The one place in the country where CLGC is happening on a wide scale — and has been for years — is the Alaska North Slope. Dave Roby, senior reservoir engineer with the Alaska Oil and Gas Conservation Commission, said that natural gas injection began on the North Slope in 1962. “Reinjecting the gas for enhanced oil recovery purposes is in the best interest of not only the state but also the operators,” Roby said, “as doing such has allowed them to produce billions of barrels more oil than would’ve been possible had the gas not been reinjected.” Because of that financial incentive, “over 108 trillion cubic feet of gas has been reinjected in Alaska.”
That incentive exists everywhere, but there are two reasons that it makes particular sense in Alaska. One is that Alaska’s North Slope oil sits shallow under the ground and is under less natural pressure than oil in other places. Natural gas is pumped into those formations to force the oil out, one of the processes in so-called enhanced oil recovery. The process is common in many oil producing regions — including the Permian Basin — but it is usually done with carbon dioxide. The second reason gas injection is popular on the North Slope: There are no natural gas pipelines to take the gas to market.

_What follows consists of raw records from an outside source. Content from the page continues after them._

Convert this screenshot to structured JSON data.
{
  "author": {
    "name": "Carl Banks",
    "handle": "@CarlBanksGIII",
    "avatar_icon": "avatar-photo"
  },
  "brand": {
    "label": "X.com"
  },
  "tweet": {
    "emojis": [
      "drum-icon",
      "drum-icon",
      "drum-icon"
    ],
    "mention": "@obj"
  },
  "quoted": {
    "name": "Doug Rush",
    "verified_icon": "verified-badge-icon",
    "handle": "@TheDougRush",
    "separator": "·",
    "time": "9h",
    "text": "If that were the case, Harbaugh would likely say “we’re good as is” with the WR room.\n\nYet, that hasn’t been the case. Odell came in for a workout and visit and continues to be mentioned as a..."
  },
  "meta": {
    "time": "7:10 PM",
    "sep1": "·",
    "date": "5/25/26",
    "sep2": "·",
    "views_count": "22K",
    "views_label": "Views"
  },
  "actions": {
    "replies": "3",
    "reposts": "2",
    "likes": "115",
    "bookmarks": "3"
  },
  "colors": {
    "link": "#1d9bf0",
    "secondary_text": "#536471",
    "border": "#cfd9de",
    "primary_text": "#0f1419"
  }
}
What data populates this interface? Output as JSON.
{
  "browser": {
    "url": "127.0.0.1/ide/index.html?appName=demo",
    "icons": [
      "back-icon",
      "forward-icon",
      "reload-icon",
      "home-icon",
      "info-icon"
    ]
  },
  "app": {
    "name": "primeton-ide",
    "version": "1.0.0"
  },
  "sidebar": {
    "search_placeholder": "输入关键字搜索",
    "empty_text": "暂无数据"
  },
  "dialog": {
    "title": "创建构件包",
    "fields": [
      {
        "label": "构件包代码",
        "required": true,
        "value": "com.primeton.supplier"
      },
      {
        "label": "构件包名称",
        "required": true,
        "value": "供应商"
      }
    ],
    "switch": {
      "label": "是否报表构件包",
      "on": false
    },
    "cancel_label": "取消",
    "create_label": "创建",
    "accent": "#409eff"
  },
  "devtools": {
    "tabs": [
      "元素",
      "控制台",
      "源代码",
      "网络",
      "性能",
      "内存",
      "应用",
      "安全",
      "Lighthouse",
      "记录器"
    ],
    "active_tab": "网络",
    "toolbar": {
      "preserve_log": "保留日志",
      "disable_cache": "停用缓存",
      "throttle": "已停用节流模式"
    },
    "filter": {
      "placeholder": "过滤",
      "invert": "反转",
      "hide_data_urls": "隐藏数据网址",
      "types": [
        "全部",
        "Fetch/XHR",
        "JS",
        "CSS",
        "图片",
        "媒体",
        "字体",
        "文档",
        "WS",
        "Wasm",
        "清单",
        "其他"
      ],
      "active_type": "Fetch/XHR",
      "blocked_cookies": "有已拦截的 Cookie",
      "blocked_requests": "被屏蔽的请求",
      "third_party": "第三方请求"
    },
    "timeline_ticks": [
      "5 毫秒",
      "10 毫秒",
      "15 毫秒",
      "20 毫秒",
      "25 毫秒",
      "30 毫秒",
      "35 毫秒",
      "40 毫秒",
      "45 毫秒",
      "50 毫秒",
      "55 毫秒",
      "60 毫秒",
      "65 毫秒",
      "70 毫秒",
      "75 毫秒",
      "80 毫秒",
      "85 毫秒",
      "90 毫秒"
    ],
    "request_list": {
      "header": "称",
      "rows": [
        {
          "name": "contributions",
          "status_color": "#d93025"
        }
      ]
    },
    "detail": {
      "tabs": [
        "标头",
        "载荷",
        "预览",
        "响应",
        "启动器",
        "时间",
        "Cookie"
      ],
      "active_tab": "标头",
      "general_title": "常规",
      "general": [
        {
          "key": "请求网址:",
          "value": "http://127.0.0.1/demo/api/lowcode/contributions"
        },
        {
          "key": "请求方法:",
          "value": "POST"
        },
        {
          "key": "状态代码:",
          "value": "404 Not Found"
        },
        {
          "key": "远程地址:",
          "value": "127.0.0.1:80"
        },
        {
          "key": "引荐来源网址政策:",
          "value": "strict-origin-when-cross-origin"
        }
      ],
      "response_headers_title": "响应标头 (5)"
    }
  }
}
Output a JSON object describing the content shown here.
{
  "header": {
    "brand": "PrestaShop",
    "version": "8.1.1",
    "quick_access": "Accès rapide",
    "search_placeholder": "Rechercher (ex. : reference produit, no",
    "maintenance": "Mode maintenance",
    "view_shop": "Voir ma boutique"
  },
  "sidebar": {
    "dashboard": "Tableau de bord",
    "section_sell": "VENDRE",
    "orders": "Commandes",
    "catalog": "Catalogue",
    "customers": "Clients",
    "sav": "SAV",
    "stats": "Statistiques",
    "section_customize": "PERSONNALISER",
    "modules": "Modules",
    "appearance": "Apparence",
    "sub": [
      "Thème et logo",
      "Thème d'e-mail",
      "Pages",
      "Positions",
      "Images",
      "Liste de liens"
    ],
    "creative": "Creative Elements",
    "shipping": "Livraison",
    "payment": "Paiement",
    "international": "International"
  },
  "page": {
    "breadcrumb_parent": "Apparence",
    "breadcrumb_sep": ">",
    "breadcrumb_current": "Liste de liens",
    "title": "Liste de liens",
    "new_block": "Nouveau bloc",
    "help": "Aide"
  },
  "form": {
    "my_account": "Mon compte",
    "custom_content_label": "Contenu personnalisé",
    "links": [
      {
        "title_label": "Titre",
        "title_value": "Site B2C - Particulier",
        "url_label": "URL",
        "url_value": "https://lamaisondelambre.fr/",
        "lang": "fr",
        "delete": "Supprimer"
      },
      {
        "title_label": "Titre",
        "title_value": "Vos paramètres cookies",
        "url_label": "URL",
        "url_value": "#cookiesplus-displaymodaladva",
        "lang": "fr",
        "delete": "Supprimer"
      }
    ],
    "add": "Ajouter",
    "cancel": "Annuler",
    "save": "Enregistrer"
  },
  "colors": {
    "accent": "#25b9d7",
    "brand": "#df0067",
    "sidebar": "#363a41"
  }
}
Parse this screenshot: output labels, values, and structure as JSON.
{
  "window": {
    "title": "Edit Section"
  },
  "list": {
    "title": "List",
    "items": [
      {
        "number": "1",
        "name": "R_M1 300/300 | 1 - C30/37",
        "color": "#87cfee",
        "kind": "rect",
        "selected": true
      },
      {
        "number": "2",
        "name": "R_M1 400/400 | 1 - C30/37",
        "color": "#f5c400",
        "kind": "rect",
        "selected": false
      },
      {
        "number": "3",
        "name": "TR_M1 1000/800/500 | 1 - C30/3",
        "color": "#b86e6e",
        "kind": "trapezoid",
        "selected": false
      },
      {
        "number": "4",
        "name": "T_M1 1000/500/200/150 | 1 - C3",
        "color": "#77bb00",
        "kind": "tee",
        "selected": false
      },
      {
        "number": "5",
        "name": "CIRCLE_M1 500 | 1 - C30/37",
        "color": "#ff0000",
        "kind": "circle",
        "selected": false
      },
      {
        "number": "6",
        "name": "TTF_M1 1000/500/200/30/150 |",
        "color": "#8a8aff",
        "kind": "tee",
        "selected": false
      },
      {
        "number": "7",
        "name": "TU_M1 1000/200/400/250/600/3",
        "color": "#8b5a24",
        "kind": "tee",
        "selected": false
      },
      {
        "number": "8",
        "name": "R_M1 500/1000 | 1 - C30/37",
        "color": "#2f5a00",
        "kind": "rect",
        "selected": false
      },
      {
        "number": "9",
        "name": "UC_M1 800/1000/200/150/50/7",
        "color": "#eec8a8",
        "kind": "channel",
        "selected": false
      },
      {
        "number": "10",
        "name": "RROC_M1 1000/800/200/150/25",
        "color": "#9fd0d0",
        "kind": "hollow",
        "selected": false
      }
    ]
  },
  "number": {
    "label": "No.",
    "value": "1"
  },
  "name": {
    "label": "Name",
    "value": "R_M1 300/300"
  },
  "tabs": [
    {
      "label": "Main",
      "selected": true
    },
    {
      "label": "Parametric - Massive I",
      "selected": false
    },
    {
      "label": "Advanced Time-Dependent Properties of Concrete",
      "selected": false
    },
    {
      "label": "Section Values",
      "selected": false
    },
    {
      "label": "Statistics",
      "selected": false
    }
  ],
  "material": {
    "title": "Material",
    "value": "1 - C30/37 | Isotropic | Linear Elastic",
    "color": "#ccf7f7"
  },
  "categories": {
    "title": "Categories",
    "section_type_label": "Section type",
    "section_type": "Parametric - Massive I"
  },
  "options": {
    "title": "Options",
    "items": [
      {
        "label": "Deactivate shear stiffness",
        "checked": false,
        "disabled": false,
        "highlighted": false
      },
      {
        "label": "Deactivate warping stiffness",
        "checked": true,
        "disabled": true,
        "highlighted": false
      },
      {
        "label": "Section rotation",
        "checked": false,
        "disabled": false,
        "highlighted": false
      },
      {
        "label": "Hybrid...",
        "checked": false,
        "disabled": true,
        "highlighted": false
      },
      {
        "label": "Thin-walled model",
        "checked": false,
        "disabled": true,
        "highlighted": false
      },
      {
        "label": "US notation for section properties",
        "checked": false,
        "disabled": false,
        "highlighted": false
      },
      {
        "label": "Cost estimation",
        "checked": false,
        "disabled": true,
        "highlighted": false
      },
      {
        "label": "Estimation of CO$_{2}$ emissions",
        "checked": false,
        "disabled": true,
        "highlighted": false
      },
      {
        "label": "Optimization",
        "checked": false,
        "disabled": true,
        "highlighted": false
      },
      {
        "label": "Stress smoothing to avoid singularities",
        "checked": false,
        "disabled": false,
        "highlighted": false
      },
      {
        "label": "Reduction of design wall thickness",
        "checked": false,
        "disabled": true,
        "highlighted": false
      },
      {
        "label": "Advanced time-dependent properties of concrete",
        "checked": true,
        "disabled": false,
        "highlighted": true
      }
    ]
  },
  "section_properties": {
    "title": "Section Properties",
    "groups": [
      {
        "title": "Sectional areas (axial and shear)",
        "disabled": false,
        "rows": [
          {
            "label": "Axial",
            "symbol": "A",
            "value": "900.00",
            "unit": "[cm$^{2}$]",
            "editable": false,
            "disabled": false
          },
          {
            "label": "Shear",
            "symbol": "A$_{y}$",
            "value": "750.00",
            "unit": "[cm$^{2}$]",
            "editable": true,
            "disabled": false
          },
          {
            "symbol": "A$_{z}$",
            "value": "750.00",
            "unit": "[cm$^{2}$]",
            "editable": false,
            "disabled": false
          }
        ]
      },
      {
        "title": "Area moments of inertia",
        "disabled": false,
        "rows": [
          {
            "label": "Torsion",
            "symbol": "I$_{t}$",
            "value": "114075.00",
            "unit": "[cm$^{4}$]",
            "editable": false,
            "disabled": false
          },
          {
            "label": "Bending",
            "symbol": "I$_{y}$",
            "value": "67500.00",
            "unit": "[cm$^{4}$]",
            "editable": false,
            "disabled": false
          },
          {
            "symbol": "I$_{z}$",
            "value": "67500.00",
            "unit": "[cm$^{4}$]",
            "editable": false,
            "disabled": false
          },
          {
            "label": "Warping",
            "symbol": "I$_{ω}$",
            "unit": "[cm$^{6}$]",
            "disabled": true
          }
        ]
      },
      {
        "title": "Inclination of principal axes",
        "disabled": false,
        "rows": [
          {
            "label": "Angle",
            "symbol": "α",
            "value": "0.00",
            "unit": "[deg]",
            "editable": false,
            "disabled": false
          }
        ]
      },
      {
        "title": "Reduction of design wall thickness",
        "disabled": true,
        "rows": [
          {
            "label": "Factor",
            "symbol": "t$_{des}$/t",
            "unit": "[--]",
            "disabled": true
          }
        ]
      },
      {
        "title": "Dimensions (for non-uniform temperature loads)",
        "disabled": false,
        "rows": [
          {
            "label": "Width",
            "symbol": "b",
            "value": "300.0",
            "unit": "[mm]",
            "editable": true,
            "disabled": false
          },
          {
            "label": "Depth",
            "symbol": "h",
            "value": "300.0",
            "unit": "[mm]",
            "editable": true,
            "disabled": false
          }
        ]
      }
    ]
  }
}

“It’s just so expensive to get another 800-mile pipeline” like the Trans-Alaska Pipeline System, which takes crude oil from the North Slope south to the port city of Valdez, said Lois Epstein, a civil and environmental engineer in Anchorage, Alaska. She monitors oil production in the state and said that the hurdle to selling Alaskan natural gas is finding a market. She said that’s why many in Alaska want to “get the folks in Asia to think it’s a good idea to get Alaskan gas.” That also has a parallel in New Mexico and surrounding states, where the state, tribal and industry group Western States and Tribal Nations works to entice Asian markets with natural gas from the region.
Natural gas facilities in Alaska vent, flare and leak as do facilities anywhere else, and Epstein questioned North Slope operators’ incentive to do anything about it given the North Slope’s harsh conditions and distance from oversight. “Stopping an operation to fix it,” she said, “is going to probably be more costly than the amount of gas that they would be collecting and injecting.” Geography enhances the problem. “A lot of us have tried to get a handle on how much flaring … and venting is actually happening in Alaska,” she said. “It’s so remote that, you know, there isn’t a lot of regulatory presence there.”
Epstein wondered about similar regulatory problems in New Mexico. She credited the state for its nationally recognized methane rules, but when it comes to CLGC, she asked, “How are they going to be monitoring it?”